The migration map, however, also includes people who were born in Sweden to just one foreign parent.
Areas coloured in black, where 'immigrants', by the Sweden Democrats' definition, constitute more than 50 percent of the population, include Haparanda and Övertorneå at the far north of the country, Sigtuna, Upplands Väsby, Järfalla, Sundbyberg, Solna, Huddinge, Botkyrka, Södertälje, and Hanninge around Stockholm, and Malmö in southern Sweden.

Under Weimers' definition, any Swede with one foreign parent would count as an immigrant, meaning that the Swedish King, Queen and Crown Princess would all fall into this category, as would his party's own former secretary-general, Richard Jomshof, who was born to a Finnish father.
The high number of Swedes of Finnish descent living along the border with Finland is presumably one of the reasons the far north of the country is coloured black on the party's map.
Weimers said in an interview with Swedish newspaper Aftonbladet that it was only due to a "lack of resources" that the party had not been able to break down the numbers according to which country each person with an immigrant background's parents come from.

"It’s a very extensive task that would be required for that, and we simply don’t have the resources. So it’s simply a limitation we’ve been forced to make," he said.
Weimers stressed that there are "an enormous number of people in Sweden who grew up with one parent born overseas who are completely integrated".
"There are also cases that show the opposite," he continued. "We need to stop talking about integration and start talking about assimilation."
While Weimers did not use this phrase in his Facebook post launching the map, the illustrates the idea of a folkutbyte, or "population exchange", a term sometimes used in Swedish to refer the Great Replacement Theory that underpinned the deadly terror attack mounted by the Norwegian extremist Anders Breivik.

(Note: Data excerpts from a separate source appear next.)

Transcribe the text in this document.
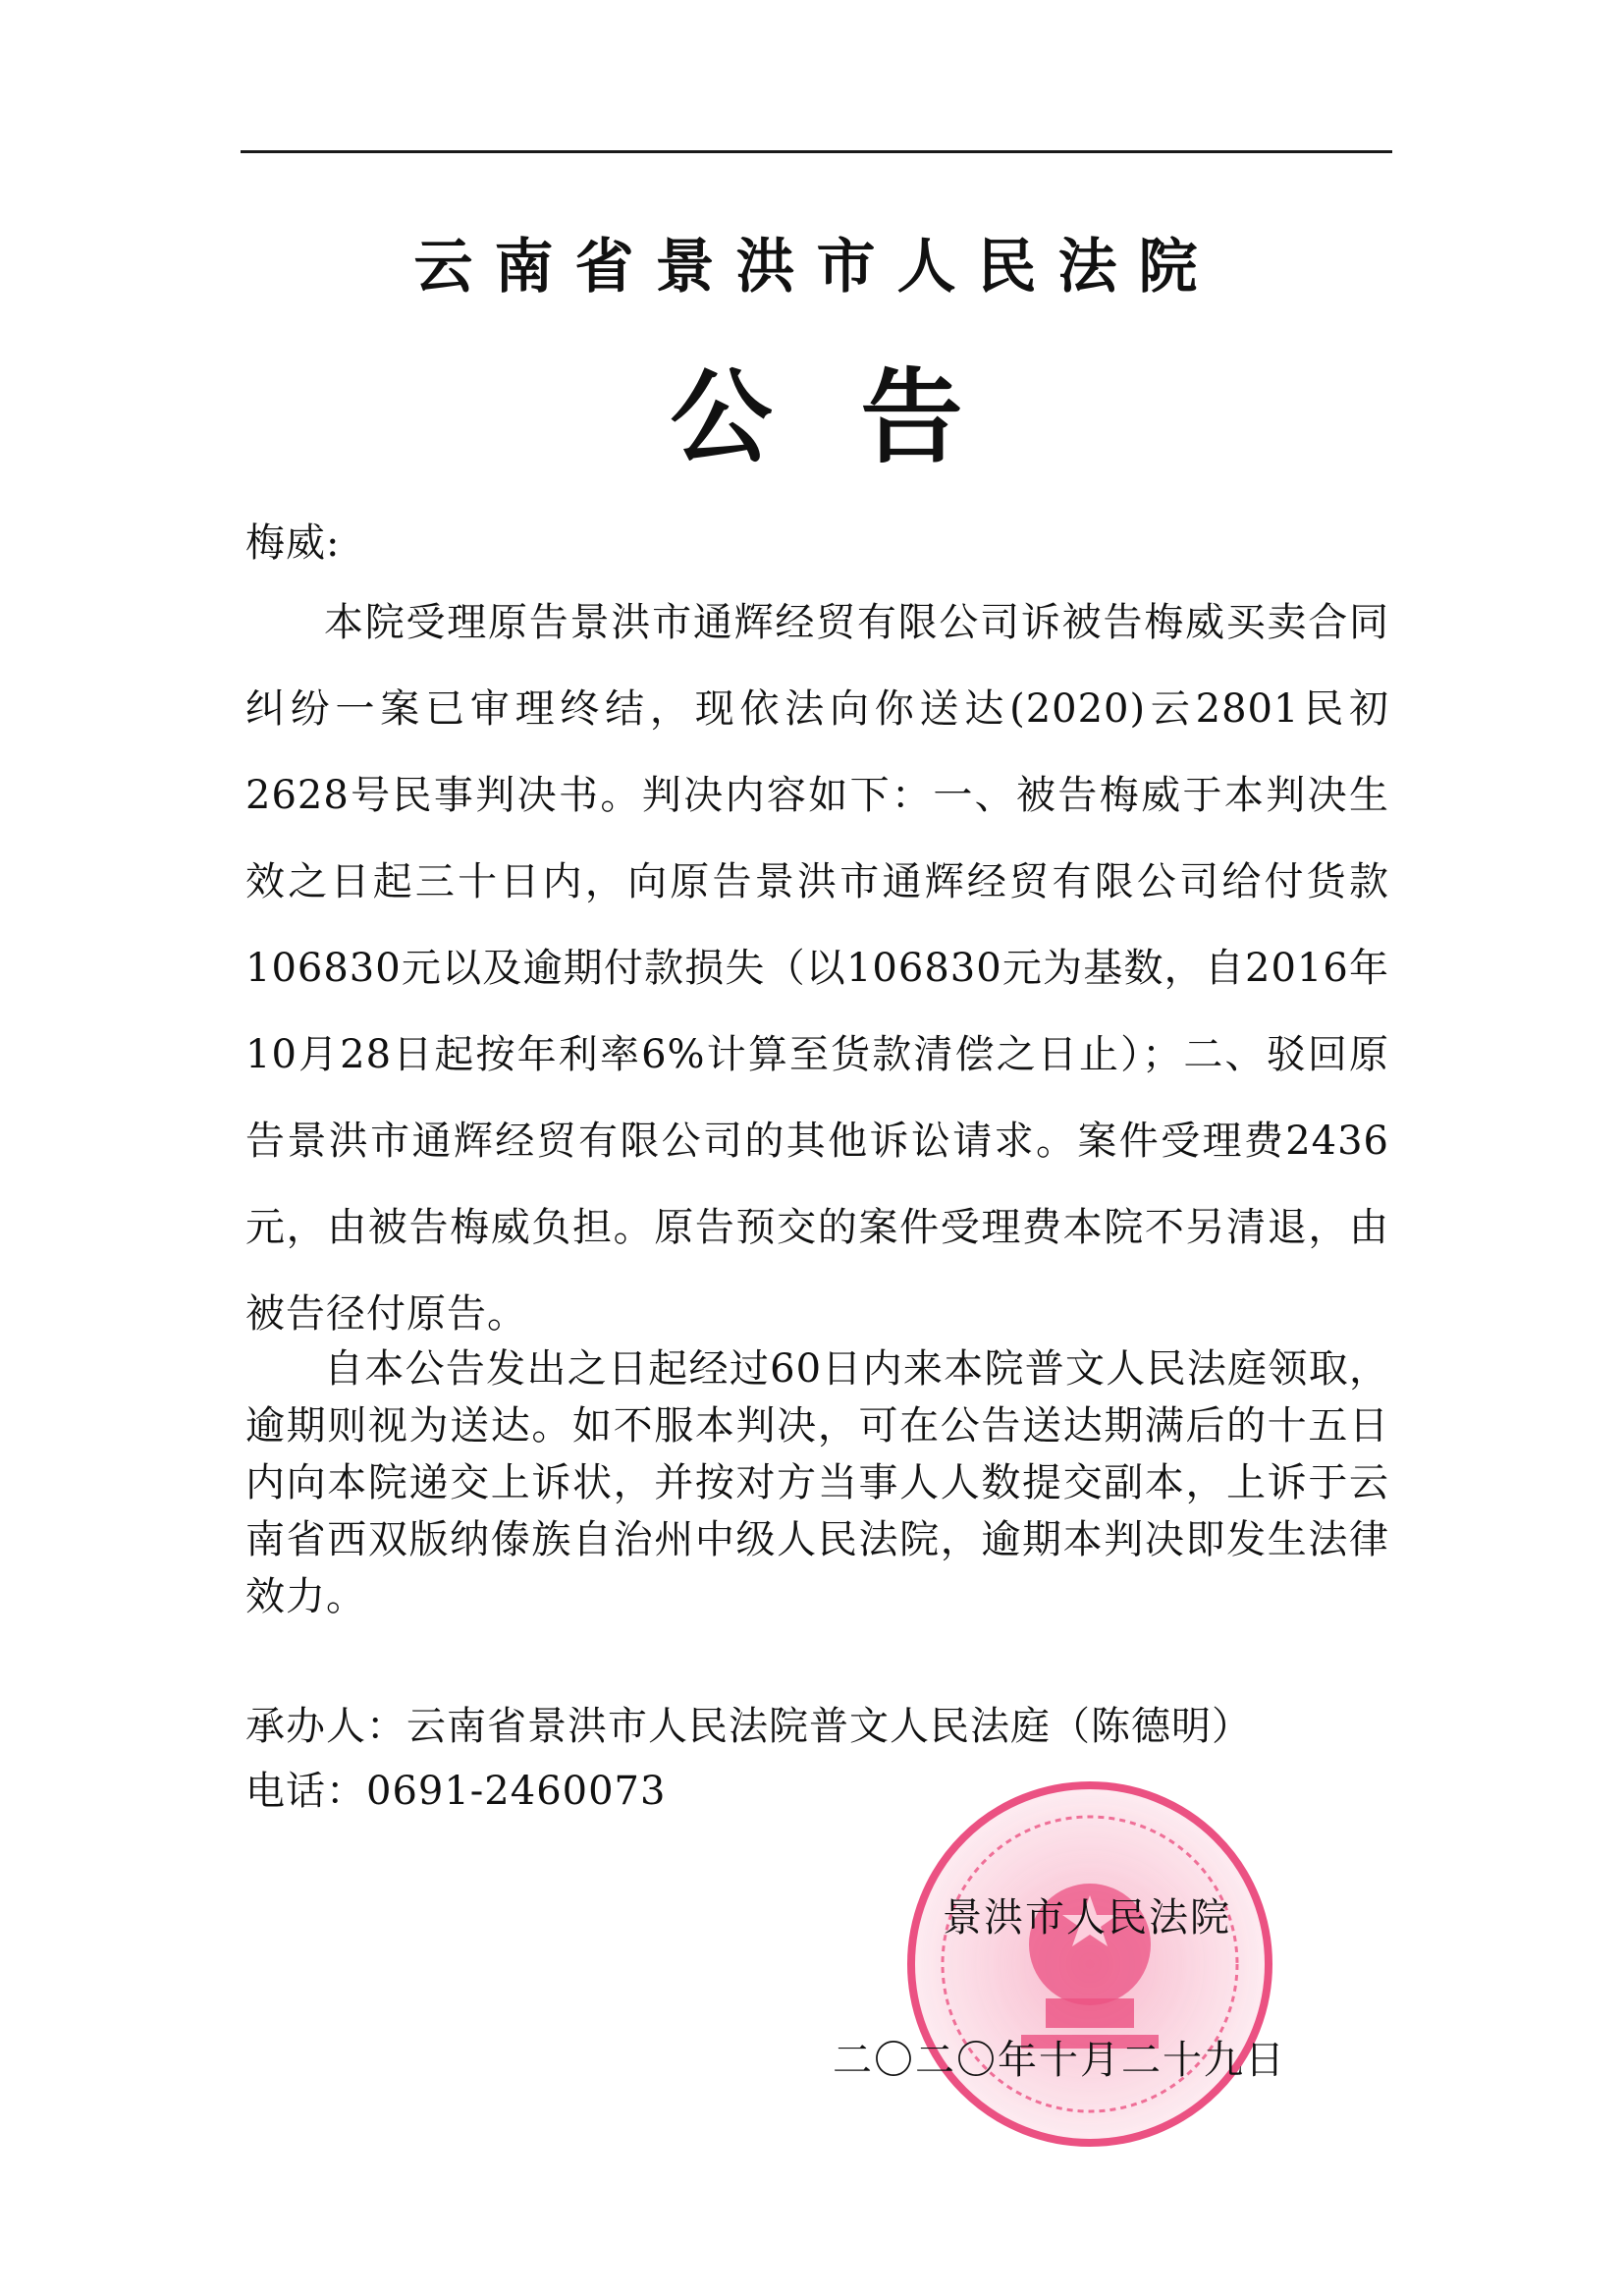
云南省景洪市人民法院
公告
梅威:
本院受理原告景洪市通辉经贸有限公司诉被告梅威买卖合同纠纷一案已审理终结，现依法向你送达(2020)云2801民初2628号民事判决书。判决内容如下：一、被告梅威于本判决生效之日起三十日内，向原告景洪市通辉经贸有限公司给付货款106830元以及逾期付款损失（以106830元为基数，自2016年10月28日起按年利率6%计算至货款清偿之日止）；二、驳回原告景洪市通辉经贸有限公司的其他诉讼请求。案件受理费2436元，由被告梅威负担。原告预交的案件受理费本院不另清退，由被告径付原告。
自本公告发出之日起经过60日内来本院普文人民法庭领取，逾期则视为送达。如不服本判决，可在公告送达期满后的十五日内向本院递交上诉状，并按对方当事人人数提交副本，上诉于云南省西双版纳傣族自治州中级人民法院，逾期本判决即发生法律效力。
承办人：云南省景洪市人民法院普文人民法庭（陈德明）
电话：0691-2460073
景洪市人民法院
二〇二〇年十月二十九日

Weimers defended the Sweden Democrat's leader Jimmie Åkesson when he was criticised for using the term folkutbyte in an opinion article during the EU election in 2024, arguing that when "whole areas are being de-Swedified in Sweden", you "must be able to use the right word for it".
The Great Replacement Theory is a conspiracy theory populated by the French writer Renaud Camus, which argues that "replaceist elites" are importing non-Western immigrants to European nations in order to replace the population and so maintain control.
As well as influencing Breivik, the theory also influenced Brenton Tarrant, the man behind the Christchurch mosque shootings in New Zealand.